In this recent example, the Orchestra Identity Management platform has been granted a Privacy by Design certification by the Canada’s Ryerson University. The platform is processing passengers at airports by automating processes such as passenger identity checks and boarding using the travellers biometric identity data. Due to the sensitive nature of the data, it is of course essential that the data and privacy of the passenger is protected. The article states that the solution has been “certified” for being designed with privacy by design principles in mind and an external GDPR certification has been given to attest this in writing.
Can a technology really be externally GDPR certified?
It is a topic that needs more analysis than its been given, but here are a couple of thoughts from my initial reading.Clearly, for the tech companies there are some big advantages having a GDPR certification. The key objective being its marketing value. Having the seal of approval from an independent auditor can create trust in the solution and its brand, and transparency for the users.
However, for now, my understanding is that there is no official certification body for GDPR at the moment. The European Privacy Seal (EuroPriSe), a company offering GDPR certifications, states on their own website:
"EuroPriSe's criteria catalogue v201701 has not been approved pursuant to Article 42(5) GDPR and EuroPriSe GmbH has not been accredited as a certification body pursuant to Article 43 GDPR"The European Data Protection Board (EDPB) published guidelines on the subject in June 2019. It clearly establishes that the EDPB encourages establishing a certification mechanism while leaving the detail to the national supervisory authorities to sort out. In the statement it leaves the following options for the national supervisory authority:
- issue certification itself, in respect of its own certification scheme;
- issue certification itself, in respect of its own certification scheme, but delegate whole or part of the assessment process to third parties;
- create its own certification scheme, and entrust certification bodies with the certification procedure which issue the certification; and
- encourage the market to develop certification mechanisms.
"At this time, there are no approved certification schemes or accredited certification bodies for issuing GDPR certificates."So, its seems there is no official accreditation yet, but there will be at some point.
Any certifications offered today seems to be based on the GDPR interpretations and processes of the company providing it. Above mentioned EuroPriSe is seeking official accreditation, which would then be applicable only in the country it has been approved in.
What about the principle of accountability?
Does the whole 3rd party certification not go against the core GDPR principle of accountability which lies solely and firmly with the data controller? Maybe the thinking is that the certifying organisation could take some of the blame if things go wrong?The EDPB is also clear on this point, a certification mechanism is “used as an element to demonstrate compliance with obligations of the controllers and processors". The EDPB also states that it "does not prove compliance", and that it can have a positive as well as negative effect on sanctions in case of a breach. Which seems to indicate that the certification can only provide an approved process to follow, and reassurance that a company followed that processes. It will not guarantee ongoing compliance.
What does it mean for the certified piece of technology?
Lets go back to above example of the "certified" piece of airport technology. Once there is an officially accredited body, a certification can attest that when the system was designed GDPR principles have been applied.
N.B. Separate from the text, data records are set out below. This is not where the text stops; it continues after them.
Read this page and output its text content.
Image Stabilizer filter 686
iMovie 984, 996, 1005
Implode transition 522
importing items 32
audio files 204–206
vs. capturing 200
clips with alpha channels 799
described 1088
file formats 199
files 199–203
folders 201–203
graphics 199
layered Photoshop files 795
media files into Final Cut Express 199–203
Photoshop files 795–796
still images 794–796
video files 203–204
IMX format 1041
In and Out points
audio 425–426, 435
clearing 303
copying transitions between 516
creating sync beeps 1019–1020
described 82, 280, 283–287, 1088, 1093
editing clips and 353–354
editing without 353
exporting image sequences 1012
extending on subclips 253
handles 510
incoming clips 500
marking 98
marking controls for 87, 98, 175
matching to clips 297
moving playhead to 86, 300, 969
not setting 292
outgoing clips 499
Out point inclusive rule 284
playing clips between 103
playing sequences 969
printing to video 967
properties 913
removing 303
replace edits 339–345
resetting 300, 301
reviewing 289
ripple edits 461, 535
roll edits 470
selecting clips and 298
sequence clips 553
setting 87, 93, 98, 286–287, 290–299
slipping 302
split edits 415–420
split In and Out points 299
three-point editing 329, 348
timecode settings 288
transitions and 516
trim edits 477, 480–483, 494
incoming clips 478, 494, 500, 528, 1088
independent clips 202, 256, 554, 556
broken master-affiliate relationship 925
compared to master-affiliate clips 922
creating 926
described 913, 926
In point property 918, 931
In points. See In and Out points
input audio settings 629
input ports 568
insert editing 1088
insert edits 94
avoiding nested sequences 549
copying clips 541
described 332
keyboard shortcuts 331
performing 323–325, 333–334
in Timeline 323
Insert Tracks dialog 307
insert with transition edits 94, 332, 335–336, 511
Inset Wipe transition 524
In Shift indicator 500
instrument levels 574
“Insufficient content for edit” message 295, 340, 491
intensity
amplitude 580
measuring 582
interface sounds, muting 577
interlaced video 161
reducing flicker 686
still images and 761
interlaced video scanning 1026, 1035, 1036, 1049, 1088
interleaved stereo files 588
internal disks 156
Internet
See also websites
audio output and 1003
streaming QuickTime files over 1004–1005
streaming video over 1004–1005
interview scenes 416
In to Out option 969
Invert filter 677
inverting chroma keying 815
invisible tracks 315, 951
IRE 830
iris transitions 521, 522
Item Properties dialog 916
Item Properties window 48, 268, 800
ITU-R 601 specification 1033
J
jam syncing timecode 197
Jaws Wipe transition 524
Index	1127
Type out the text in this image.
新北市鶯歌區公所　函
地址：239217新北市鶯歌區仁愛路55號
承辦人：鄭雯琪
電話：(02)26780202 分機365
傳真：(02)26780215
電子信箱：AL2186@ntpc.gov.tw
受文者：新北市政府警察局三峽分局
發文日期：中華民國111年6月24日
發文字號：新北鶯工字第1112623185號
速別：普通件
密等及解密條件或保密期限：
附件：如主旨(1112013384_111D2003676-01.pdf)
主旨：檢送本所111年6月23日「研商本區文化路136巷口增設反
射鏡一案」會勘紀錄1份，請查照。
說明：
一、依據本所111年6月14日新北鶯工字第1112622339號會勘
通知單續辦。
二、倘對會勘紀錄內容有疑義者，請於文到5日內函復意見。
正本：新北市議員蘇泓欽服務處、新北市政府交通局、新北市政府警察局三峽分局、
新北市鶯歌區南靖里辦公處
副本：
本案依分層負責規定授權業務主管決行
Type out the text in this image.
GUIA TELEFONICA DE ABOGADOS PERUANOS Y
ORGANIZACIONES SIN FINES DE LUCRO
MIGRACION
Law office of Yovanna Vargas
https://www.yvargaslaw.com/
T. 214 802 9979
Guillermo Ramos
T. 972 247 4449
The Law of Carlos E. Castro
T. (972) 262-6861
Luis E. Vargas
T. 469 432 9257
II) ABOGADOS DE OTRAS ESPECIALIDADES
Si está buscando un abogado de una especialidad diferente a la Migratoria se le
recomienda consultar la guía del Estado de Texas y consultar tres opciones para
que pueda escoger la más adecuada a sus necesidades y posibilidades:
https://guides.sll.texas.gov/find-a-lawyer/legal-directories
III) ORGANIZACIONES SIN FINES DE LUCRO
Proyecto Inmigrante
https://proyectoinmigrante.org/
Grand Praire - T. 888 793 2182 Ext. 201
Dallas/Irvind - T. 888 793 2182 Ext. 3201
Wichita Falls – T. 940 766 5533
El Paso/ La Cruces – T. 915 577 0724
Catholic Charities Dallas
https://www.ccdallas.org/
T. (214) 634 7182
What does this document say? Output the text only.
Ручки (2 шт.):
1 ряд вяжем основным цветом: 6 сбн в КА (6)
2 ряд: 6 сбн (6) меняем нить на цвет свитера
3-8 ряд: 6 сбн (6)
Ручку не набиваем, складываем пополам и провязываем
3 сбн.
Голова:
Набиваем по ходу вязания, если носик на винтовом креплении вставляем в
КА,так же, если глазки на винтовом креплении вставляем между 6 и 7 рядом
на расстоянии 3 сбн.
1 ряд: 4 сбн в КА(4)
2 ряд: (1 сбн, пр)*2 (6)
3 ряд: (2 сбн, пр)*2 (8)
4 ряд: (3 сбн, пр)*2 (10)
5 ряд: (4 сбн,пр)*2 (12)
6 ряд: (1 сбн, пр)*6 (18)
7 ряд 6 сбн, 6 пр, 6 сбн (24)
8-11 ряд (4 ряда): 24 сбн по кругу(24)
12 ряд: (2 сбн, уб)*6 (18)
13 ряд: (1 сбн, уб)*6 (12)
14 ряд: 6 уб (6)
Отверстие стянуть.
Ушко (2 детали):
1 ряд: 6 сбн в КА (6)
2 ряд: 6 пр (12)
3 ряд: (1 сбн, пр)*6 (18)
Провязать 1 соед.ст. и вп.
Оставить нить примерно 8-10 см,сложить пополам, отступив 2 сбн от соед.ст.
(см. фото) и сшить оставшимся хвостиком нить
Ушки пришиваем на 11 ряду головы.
But any certification of the technology solution alone can not protect the passengers sensitive data. The airport buying and implementing such a solution is the ultimate data controller and therefore accountable for the protection of that data. The data controller will also need to be certified or at least do a full assessment (DPIA) to give proof to the data protection authority that the way the solution is implemented is also GDPR compliant.
We should mention other security control frameworks such as ISO, NIST or CIS at this point. These certification do of course exist and there are accredited bodies that are able to certify organisations. These very extensive Information Security Management Systems (ISMS) do extend to include GDPR. In case of ISO27001, much of the general compliance will be covered but other more specific requirements such as the data subject rights are not.
Back to the original question
So, is there a real value in external certification beyond the marketing benefit? Once there is an official accreditation system, a certification will provide all stakeholders with the piece of mind that an officially approved process has been followed, but it does not absolve anyone from being accountable for the ongoing protection of personal data. Clearly there is value in building an accredited certification framework ensuring quality standards are met.